Somehow, someway, we’ve made it to the midway point of the Northeastern baseball season.

The Huskies orchestrated a three-game sweep of CAA rival Monmouth this past weekend, with the exclamation point being a 7-2 win on Easter Sunday to extend their winning streak to seven games and cap off an 18-4 March.

It was Northeastern’s first sweep of the season, and they now hold a 21-6 (5-1 CAA) record on the year. While bringing out the brooms against the 7-15 Hawks may not be a massive needle-mover, each win highlighted the different strengths that this team has and provided a pleasant endnote to a successful month. 
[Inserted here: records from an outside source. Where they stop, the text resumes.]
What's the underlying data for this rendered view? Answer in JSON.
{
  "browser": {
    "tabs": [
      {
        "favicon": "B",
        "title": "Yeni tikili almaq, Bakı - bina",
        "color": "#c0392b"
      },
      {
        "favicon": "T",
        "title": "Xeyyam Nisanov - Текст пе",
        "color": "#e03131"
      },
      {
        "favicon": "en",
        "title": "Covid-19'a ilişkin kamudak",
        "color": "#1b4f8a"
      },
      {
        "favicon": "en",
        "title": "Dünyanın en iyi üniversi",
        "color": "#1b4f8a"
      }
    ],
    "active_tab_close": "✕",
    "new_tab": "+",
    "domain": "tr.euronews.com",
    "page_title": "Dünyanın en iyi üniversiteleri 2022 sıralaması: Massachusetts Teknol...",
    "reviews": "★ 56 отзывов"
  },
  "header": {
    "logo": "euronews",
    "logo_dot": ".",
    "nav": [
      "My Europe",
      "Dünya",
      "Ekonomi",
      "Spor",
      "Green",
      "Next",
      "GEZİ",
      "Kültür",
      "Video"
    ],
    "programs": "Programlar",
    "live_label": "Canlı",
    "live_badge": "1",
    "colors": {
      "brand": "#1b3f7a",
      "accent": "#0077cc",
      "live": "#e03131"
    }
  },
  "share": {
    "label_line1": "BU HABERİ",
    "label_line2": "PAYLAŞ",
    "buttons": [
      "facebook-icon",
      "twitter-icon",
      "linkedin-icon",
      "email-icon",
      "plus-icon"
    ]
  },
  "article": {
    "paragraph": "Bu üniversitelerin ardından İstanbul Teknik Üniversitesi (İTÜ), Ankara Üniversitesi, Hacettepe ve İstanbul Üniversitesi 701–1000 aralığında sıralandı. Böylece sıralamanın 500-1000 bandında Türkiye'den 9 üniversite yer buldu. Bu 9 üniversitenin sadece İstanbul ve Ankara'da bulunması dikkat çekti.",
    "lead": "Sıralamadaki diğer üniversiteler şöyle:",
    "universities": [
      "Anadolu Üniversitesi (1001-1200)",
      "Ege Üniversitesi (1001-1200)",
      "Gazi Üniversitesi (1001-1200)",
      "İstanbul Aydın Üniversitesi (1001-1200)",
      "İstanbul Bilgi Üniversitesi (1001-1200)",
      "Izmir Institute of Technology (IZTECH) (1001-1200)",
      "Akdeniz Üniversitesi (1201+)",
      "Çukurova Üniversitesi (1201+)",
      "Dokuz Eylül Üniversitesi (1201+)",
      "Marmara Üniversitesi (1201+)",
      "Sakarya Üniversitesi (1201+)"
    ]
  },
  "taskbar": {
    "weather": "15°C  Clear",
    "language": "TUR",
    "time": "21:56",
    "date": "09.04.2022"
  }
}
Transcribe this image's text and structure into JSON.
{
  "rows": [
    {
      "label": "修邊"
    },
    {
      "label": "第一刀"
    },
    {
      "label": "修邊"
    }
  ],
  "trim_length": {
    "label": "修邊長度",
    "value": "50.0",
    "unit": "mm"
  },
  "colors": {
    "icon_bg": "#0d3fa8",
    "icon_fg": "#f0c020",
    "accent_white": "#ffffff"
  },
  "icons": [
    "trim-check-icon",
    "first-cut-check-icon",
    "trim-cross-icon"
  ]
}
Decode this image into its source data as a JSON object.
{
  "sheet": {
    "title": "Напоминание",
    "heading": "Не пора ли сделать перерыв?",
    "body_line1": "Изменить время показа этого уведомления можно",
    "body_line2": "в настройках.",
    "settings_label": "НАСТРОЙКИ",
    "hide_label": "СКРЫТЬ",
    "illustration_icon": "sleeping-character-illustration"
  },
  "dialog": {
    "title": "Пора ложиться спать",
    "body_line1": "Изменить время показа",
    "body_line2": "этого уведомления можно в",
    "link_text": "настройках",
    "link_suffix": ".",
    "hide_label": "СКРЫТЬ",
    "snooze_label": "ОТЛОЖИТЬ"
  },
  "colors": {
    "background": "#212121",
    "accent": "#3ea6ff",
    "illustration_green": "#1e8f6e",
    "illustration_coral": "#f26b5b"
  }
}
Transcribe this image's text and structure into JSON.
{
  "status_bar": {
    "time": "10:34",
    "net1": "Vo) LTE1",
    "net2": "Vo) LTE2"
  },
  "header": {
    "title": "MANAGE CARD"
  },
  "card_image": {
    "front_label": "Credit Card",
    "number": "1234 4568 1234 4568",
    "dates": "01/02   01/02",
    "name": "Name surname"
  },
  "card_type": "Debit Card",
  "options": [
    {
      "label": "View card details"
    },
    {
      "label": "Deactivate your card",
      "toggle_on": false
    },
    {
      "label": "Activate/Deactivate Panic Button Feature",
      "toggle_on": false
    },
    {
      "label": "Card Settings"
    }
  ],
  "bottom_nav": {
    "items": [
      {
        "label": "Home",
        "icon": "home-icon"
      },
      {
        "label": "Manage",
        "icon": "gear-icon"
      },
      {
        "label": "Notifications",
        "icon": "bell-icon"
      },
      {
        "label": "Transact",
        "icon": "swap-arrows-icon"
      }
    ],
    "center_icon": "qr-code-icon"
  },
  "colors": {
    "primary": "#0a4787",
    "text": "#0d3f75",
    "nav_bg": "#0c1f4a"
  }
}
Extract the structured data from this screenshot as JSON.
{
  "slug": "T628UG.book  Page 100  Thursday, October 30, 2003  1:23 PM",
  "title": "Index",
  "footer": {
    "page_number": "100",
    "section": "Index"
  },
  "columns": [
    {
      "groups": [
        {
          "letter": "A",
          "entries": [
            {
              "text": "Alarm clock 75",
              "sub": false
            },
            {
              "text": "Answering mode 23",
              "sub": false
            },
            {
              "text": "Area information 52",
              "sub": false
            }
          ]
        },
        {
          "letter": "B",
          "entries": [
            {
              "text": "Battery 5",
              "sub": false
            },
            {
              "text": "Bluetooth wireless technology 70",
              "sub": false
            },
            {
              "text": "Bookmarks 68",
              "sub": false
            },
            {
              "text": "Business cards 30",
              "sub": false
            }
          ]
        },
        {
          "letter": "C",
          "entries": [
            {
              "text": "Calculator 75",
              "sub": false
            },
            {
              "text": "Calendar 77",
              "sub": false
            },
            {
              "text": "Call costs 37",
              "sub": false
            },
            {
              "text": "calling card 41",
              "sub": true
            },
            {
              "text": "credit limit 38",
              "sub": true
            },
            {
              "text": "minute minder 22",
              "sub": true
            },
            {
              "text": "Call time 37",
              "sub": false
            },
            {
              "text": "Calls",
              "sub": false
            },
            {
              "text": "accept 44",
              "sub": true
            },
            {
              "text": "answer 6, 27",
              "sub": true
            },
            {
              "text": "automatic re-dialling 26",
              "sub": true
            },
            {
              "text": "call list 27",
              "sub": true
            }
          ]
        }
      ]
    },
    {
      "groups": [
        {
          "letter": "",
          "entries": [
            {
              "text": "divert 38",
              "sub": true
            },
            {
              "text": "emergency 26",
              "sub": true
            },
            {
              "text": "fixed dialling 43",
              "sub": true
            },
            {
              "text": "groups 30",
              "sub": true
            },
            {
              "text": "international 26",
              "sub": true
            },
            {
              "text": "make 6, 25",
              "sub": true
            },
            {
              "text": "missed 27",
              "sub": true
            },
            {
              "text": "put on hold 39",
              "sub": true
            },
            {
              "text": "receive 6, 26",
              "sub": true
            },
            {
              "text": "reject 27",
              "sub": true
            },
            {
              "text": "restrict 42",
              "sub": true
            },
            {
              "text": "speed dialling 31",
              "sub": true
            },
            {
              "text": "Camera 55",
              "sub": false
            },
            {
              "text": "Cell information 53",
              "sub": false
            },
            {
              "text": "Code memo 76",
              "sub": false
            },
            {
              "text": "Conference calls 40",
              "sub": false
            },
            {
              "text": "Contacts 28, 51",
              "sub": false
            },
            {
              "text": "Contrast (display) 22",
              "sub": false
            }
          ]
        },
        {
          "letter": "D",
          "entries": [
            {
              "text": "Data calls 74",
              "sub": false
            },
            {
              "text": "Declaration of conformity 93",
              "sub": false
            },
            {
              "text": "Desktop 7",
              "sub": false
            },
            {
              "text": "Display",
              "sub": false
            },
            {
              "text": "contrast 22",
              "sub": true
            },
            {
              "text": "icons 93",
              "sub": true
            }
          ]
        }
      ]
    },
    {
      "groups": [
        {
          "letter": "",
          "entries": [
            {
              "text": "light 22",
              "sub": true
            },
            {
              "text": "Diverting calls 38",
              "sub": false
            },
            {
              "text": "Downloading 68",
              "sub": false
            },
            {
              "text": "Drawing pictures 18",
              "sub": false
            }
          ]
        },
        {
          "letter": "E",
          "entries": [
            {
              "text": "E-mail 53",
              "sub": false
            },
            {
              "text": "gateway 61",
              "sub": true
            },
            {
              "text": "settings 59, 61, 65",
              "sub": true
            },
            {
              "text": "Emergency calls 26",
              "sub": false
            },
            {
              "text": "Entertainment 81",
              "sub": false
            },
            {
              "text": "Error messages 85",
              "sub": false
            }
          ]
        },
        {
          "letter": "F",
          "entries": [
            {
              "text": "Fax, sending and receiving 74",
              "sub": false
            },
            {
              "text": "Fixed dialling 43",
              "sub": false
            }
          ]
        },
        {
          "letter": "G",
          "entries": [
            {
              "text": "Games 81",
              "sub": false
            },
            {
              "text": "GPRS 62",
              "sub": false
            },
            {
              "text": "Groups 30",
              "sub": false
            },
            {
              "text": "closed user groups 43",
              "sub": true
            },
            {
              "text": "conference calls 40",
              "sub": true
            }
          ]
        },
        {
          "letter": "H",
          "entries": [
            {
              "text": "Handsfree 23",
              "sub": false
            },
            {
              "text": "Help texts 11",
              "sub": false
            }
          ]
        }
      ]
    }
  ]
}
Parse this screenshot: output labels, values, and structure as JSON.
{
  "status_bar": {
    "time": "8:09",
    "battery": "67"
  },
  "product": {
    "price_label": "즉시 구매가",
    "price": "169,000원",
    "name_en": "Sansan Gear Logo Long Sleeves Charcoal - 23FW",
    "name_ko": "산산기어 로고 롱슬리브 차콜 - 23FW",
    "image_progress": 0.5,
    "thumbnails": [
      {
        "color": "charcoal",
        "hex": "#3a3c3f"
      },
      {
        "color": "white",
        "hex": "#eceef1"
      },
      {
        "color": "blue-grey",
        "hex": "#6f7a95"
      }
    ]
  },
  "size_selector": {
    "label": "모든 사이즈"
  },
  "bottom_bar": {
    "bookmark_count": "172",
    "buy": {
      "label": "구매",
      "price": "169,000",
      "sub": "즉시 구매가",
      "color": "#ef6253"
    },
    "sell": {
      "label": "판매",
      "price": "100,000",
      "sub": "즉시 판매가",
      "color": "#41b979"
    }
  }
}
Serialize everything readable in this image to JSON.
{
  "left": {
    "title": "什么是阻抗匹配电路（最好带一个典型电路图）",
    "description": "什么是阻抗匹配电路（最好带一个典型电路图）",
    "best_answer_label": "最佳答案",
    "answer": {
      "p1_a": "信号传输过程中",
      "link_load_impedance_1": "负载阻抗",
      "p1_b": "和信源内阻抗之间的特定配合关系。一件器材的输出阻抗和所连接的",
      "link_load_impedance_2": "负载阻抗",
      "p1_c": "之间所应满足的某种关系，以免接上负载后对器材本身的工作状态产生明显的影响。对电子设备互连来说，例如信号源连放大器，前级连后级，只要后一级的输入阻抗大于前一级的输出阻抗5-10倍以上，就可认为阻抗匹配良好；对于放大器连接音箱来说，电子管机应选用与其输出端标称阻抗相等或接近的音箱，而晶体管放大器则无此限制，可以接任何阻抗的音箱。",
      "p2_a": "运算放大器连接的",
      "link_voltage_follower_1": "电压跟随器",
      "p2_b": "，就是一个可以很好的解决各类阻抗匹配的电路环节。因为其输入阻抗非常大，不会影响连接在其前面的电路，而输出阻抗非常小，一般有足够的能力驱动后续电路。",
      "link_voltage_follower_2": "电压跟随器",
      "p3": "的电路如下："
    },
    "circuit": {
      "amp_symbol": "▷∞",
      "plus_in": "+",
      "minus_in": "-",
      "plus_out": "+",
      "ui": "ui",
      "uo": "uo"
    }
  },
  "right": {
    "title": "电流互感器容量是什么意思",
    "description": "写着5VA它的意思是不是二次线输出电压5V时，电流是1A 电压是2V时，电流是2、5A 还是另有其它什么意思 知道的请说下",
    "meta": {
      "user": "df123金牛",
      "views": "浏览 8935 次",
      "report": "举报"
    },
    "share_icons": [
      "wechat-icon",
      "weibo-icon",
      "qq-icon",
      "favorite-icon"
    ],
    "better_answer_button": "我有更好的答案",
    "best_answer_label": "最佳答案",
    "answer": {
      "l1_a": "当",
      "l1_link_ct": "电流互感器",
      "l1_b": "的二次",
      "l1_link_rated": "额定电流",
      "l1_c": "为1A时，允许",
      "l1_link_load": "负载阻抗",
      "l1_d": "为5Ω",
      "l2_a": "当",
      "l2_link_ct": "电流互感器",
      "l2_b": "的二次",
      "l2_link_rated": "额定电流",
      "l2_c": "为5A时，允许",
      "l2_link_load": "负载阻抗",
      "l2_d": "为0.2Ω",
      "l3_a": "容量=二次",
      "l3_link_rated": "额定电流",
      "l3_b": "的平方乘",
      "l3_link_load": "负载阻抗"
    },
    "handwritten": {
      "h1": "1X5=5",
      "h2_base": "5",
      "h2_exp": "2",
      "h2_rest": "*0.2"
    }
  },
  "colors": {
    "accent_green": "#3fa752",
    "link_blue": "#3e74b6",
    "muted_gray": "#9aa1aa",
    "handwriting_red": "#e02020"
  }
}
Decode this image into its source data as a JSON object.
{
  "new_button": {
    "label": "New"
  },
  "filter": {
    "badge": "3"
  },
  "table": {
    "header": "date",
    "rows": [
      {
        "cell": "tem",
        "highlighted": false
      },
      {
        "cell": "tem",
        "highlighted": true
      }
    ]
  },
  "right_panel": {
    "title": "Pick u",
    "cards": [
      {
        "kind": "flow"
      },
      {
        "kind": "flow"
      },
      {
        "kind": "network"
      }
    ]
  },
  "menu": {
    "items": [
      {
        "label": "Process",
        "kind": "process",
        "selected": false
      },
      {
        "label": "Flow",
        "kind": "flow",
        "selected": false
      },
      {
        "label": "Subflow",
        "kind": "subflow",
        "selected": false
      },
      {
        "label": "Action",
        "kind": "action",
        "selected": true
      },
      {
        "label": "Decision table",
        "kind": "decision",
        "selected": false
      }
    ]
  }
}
“We had to really play under pressure, so just really happy with the whole weekend,” said head coach Mike Glavine after Sunday’s victory. 

Northeastern won each of their five series in March and scored more than 10 runs in just under half their games. Perhaps most impressively, they won all seven of their midweek games. That is an absolutely stellar level of consistency.

Overall, things are going very well for the Huskies. But this season has not been without its issues. Their pitching staff is allowing more than a full run more per game than they were at this point of the season last year — 5.22 compared to 4.03 — and key offensive contributors from last season like Cam Maldonado and Carmelo Musacchia have struggled in the first half.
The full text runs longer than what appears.